育児休業期間中の給与は無給となる
令和7年4月1日から始まった「出生後休業支援給付金」により、育児休業期間中に雇用保険から支払われる育児休業給付金が、育児休業期間中に無給となった手取り額の実質10割になる改正がされています。
一方、育児休業期間中の給与は無給です。これは、労働者が働いていない分については事業主に賃金の支払い義務が発生しないという「ノーワーク・ノーペイ」の原則に依り、民法第624条(労働者は、その約した労働を終わった後でなければ、報酬を請求することができない)を根拠としています。
様々な事情で働けなかった場合の賃金払い
(1)遅刻・早退(労働者に責任がある場合)
遅刻は労働者の責任であり、早退は労働者の希望による働いていない時間です。労働がされなかった時間ですので、使用者に賃金の支払い義務はありません。

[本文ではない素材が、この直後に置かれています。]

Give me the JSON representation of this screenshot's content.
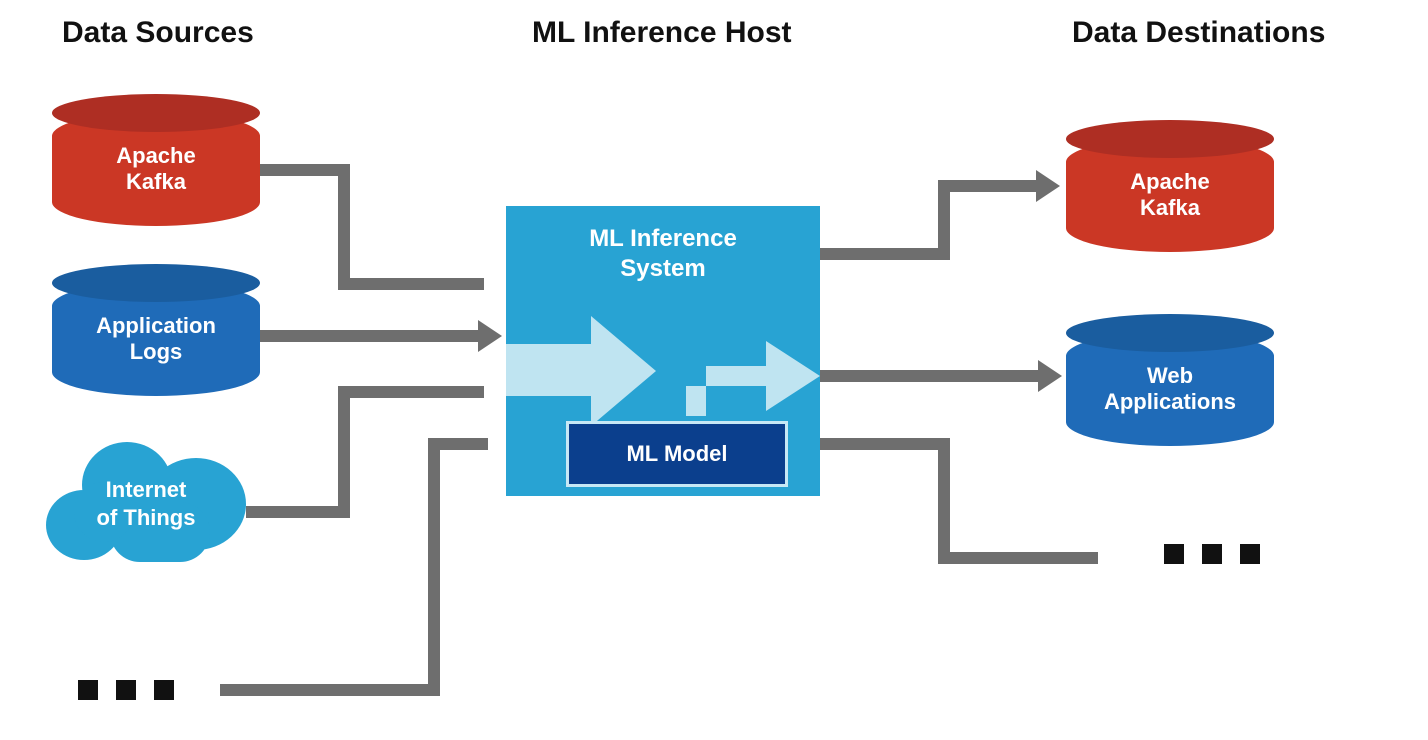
{
  "headings": {
    "sources": "Data Sources",
    "host": "ML Inference Host",
    "destinations": "Data Destinations"
  },
  "sources": [
    {
      "id": "kafka",
      "label": "Apache\nKafka",
      "shape": "cylinder",
      "color": "#cb3725"
    },
    {
      "id": "logs",
      "label": "Application\nLogs",
      "shape": "cylinder",
      "color": "#1f6bb8"
    },
    {
      "id": "iot",
      "label": "Internet\nof Things",
      "shape": "cloud",
      "color": "#28a3d3"
    },
    {
      "id": "more",
      "label": "...",
      "shape": "ellipsis"
    }
  ],
  "inference_host": {
    "title": "ML Inference\nSystem",
    "model_label": "ML Model",
    "box_color": "#28a3d3",
    "model_color": "#0b3f8d"
  },
  "destinations": [
    {
      "id": "kafka",
      "label": "Apache\nKafka",
      "shape": "cylinder",
      "color": "#cb3725"
    },
    {
      "id": "web",
      "label": "Web\nApplications",
      "shape": "cylinder",
      "color": "#1f6bb8"
    },
    {
      "id": "more",
      "label": "...",
      "shape": "ellipsis"
    }
  ],
  "flows": {
    "description": "Data flows from each source into the ML Inference System, which invokes the ML Model, then results flow out to each destination.",
    "edges": [
      {
        "from": "sources.kafka",
        "to": "inference_host"
      },
      {
        "from": "sources.logs",
        "to": "inference_host"
      },
      {
        "from": "sources.iot",
        "to": "inference_host"
      },
      {
        "from": "sources.more",
        "to": "inference_host"
      },
      {
        "from": "inference_host",
        "to": "inference_host.model",
        "style": "internal"
      },
      {
        "from": "inference_host.model",
        "to": "inference_host.output",
        "style": "internal"
      },
      {
        "from": "inference_host",
        "to": "destinations.kafka"
      },
      {
        "from": "inference_host",
        "to": "destinations.web"
      },
      {
        "from": "inference_host",
        "to": "destinations.more"
      }
    ]
  },
  "colors": {
    "red": "#cb3725",
    "red_dark": "#ae2e23",
    "blue": "#1f6bb8",
    "blue_dark": "#1a5d9f",
    "cyan": "#28a3d3",
    "navy": "#0b3f8d",
    "grey_line": "#6e6e6e",
    "light_arrow": "#bfe4f1"
  }
}
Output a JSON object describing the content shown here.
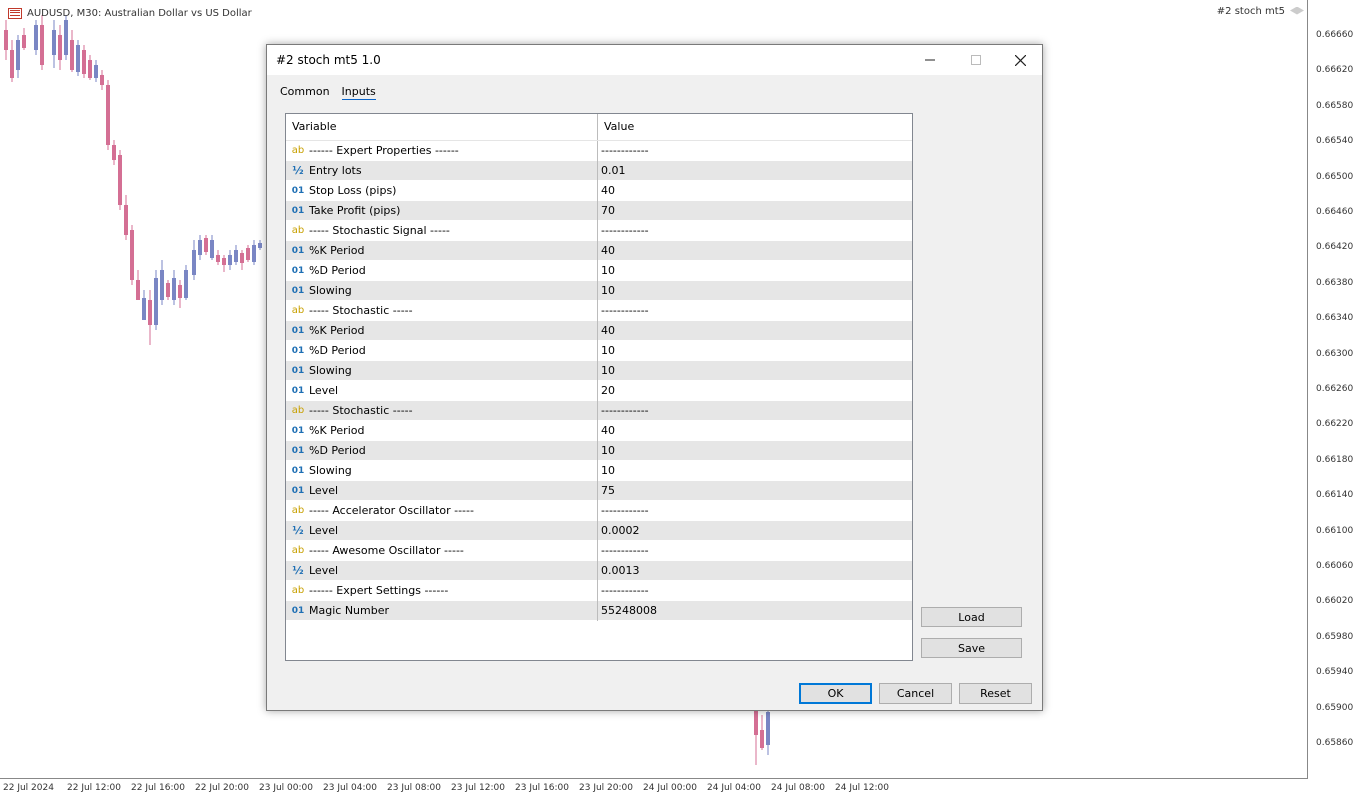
{
  "chart": {
    "symbol_title": "AUDUSD, M30:  Australian Dollar vs US Dollar",
    "ea_label": "#2 stoch mt5",
    "price_ticks": [
      "0.66660",
      "0.66620",
      "0.66580",
      "0.66540",
      "0.66500",
      "0.66460",
      "0.66420",
      "0.66380",
      "0.66340",
      "0.66300",
      "0.66260",
      "0.66220",
      "0.66180",
      "0.66140",
      "0.66100",
      "0.66060",
      "0.66020",
      "0.65980",
      "0.65940",
      "0.65900",
      "0.65860"
    ],
    "time_ticks": [
      "22 Jul 2024",
      "22 Jul 12:00",
      "22 Jul 16:00",
      "22 Jul 20:00",
      "23 Jul 00:00",
      "23 Jul 04:00",
      "23 Jul 08:00",
      "23 Jul 12:00",
      "23 Jul 16:00",
      "23 Jul 20:00",
      "24 Jul 00:00",
      "24 Jul 04:00",
      "24 Jul 08:00",
      "24 Jul 12:00"
    ],
    "colors": {
      "bull": "#7a86c4",
      "bear": "#d46f94"
    }
  },
  "dialog": {
    "title": "#2 stoch mt5 1.0",
    "tabs": [
      "Common",
      "Inputs"
    ],
    "active_tab": "Inputs",
    "columns": {
      "variable": "Variable",
      "value": "Value"
    },
    "rows": [
      {
        "type": "ab",
        "name": "------ Expert Properties ------",
        "value": "------------"
      },
      {
        "type": "half",
        "name": "Entry lots",
        "value": "0.01"
      },
      {
        "type": "01",
        "name": "Stop Loss (pips)",
        "value": "40"
      },
      {
        "type": "01",
        "name": "Take Profit (pips)",
        "value": "70"
      },
      {
        "type": "ab",
        "name": "----- Stochastic Signal -----",
        "value": "------------"
      },
      {
        "type": "01",
        "name": "%K Period",
        "value": "40"
      },
      {
        "type": "01",
        "name": "%D Period",
        "value": "10"
      },
      {
        "type": "01",
        "name": "Slowing",
        "value": "10"
      },
      {
        "type": "ab",
        "name": "----- Stochastic -----",
        "value": "------------"
      },
      {
        "type": "01",
        "name": "%K Period",
        "value": "40"
      },
      {
        "type": "01",
        "name": "%D Period",
        "value": "10"
      },
      {
        "type": "01",
        "name": "Slowing",
        "value": "10"
      },
      {
        "type": "01",
        "name": "Level",
        "value": "20"
      },
      {
        "type": "ab",
        "name": "----- Stochastic -----",
        "value": "------------"
      },
      {
        "type": "01",
        "name": "%K Period",
        "value": "40"
      },
      {
        "type": "01",
        "name": "%D Period",
        "value": "10"
      },
      {
        "type": "01",
        "name": "Slowing",
        "value": "10"
      },
      {
        "type": "01",
        "name": "Level",
        "value": "75"
      },
      {
        "type": "ab",
        "name": "----- Accelerator Oscillator -----",
        "value": "------------"
      },
      {
        "type": "half",
        "name": "Level",
        "value": "0.0002"
      },
      {
        "type": "ab",
        "name": "----- Awesome Oscillator -----",
        "value": "------------"
      },
      {
        "type": "half",
        "name": "Level",
        "value": "0.0013"
      },
      {
        "type": "ab",
        "name": "------ Expert Settings ------",
        "value": "------------"
      },
      {
        "type": "01",
        "name": "Magic Number",
        "value": "55248008"
      }
    ],
    "buttons": {
      "load": "Load",
      "save": "Save",
      "ok": "OK",
      "cancel": "Cancel",
      "reset": "Reset"
    },
    "type_glyphs": {
      "ab": "ab",
      "01": "01",
      "half": "½"
    }
  }
}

勤怠控除(欠勤控除)によりその時間分を賃金から差し引きます。
なお、就業規則などで“遅刻1回につき〇円減給”とか“遅刻3回で半日分の減給”というような決め方は、労働基準法第91条の減給の制裁に当たりますので注意が必要です。
(2)電車の遅延・自然災害
電車の遅延や自然災害は、労働者・使用者双方の責めによらない事由となりますが、使用者が賃金を支払う義務はありません。なお、遅延証明書の提出で遅刻扱いなしと定めている場合はその運用で構いません。
(3)その他:原則が適用される場合
産前産後休業、育児休業、介護休業、子どもの看護休暇などは無給となります。
(4)原則の適用外:使用者側の責任
生産設備の故障や遅延、経営悪化による休業、事業場閉鎖等、使用者に責任がある場合は、労働基準法上の使用者の責めに帰すべき事由に該当し、使用者は給与の10割もしくは6割以上の支払いをしなければなりません。この割合はそれぞれの事情により変わってきます。
なお、会社都合による待機時間(手待ち時間)は労働していなくとも賃金を支払わなければなりません。
無給にかかる給与計算での給与控除額計算
無給の給与控除額の計算は、会社の就業規則等によりますが、月給を所定労働日数(もしくは所定労働時間)で割って無給分の計算をします。